BUSINESS

TSX back under water, traders look to more fallout from Fed stimulus intentions

06/09/2013 08:00 EDT | Updated 08/09/2013 05:12 EDT
TORONTO - The Toronto stock market likely faces more tough slogging in the weeks ahead as resource stocks lose ground alongside commodity prices amid a slowing global economy. And the other major TSX pillar, financials, will likely find gains elusive amid a slowing economy and housing sector.

At the same time, New York markets could be in for more volatility as traders try to gauge the intentions of the U.S. Federal Reserve as far as easing up on stimulus.

This week is also thin for economic data, with traders looking to U.S. retail sales and Canadian manufacturing shipments.

North American stock markets had very different outcomes last week as the Dow industrials edged up 0.87 per cent amid a stronger than expected reading on American job creation last month. The showing left the blue chip index up 16 per cent for the year.

But the TSX had yet another disappointing week, losing 2.14 per cent, led by declines in energy and base metal stocks, leaving the main index down about 60 appoints year to date.
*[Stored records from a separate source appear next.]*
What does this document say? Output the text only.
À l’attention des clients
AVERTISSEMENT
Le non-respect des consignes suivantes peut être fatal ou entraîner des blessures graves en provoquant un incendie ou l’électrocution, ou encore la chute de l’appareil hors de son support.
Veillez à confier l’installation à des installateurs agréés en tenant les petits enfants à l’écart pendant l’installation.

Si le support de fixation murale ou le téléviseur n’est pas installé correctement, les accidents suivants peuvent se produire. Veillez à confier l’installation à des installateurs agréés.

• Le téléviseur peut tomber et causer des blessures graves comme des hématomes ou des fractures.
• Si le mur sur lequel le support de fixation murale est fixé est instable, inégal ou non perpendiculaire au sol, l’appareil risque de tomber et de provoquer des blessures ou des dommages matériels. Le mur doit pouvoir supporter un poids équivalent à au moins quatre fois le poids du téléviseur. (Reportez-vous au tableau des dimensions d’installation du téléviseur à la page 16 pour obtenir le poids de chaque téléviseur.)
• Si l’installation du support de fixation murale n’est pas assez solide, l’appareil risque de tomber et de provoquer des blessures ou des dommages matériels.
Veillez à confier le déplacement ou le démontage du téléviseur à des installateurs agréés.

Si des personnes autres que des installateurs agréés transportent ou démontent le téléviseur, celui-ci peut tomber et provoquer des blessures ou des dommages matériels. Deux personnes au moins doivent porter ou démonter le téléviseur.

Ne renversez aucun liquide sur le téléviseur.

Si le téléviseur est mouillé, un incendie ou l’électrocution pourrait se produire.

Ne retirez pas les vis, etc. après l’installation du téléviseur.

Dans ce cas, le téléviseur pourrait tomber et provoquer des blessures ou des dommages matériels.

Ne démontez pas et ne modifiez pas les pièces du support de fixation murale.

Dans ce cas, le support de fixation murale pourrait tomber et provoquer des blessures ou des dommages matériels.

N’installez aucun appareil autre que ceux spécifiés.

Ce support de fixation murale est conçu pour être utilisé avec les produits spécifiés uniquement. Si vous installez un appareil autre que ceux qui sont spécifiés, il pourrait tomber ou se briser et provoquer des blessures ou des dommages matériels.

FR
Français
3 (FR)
"Unless the resource sector, unless commodities mount a significant recovery and rally in the last half of the year, it’s difficult to come up with scenario where the Toronto stock market does a lot better, let alone catches up the U.S.", said Andrew Pyle, portfolio manager at ScotiaMcLeod in Peterborough, Ont.

The resource sector has been dealing with a double whammy of chunks of the eurozone stuck in recession while Chinese economic growth is well off the highs or recent years. The International Monetary Fund in late May trimmed its growth forecast for China this year from eight per cent to 7.75 per cent due to weaker global demand.

"What’s happening on top of that, you have Canadian banks that are being looked at less favourably than U.S. banks, you have a lot of analysts out there now saying US banks offer better potential for growth than Canadian banks and that’s a big chunk of the TSX," added Pyle.

The U.S. markets have their own particular headwinds to face in the form of the fallout from comments by Fed chairman Ben Bernanke last month that the U.S. central bank might pull back on its $85 billion-a-month bond-buying program — known as quantitative easing — if economic data, especially hiring, improves significantly. Other Fed officials have spoken about a winding down of asset purchases sooner.

Those remarks set off a wave of volatility across stock markets, as QE has kept interest rates and bond yields low and also helped fuel a strong rally on stock markets this year.

But rising speculation about an easing of Fed purchases of bonds has also had the effect of depressing bond prices and raising yields, leaving the benchmark U.S. 10-year Treasury at about 2.15 per cent, up sharply from around 1.6 per cent at the beginning of May.

"I think that’s what really spooked the market, (and it) just shows how dependent the bond market and stock markets have been on the whole quantitative easing program," said Pyle.

Rising bond yields are negative on two fronts.

One, they can depress equities because investors feel they don't have to invest in stocks to get a decent return.

The other concern is that they could put the blocks to a steady bright spot in the American economy this year — the housing market

U.S. home prices soared 12.1 per cent in April from a year earlier, the biggest gain since February 2006, while sales of previously-occupied homes ticked up to a 3 1/2 year high that month.

But data released last week shows rising bond yields already affecting mortgage rates.

The average U.S. rate on a 15-year fixed mortgage rose above three per cent for the first time in a year, while the rate on the 30-year fixed loan approached four per cent.

"And I think this is where the market needs to get a bit more concerned," said Pyle.

"If an increase in mortgage rates causes the U.S. housing recovery to stall or slow, and if bond yields get to a level that are now attractive alternatives, that could induce a retracement."

Housing has been one of the key pillars for the U.S. economy this year and Pyle observed that "if you were to take housing out of the equation, growth would have been lower. So if you lose housing . . . that raises another issue for stocks over the summer."

On the economic front, traders are looking for U.S. retail sales in May to have increased by 0.4 per cent on top of a 0.1 per cent rise in April amid stronger auto sales.

And in Canada, Statistics Canada is expected to report that manufacturing shipments rose by 0.3 per cent during April after declining by 0.3 per cent in March.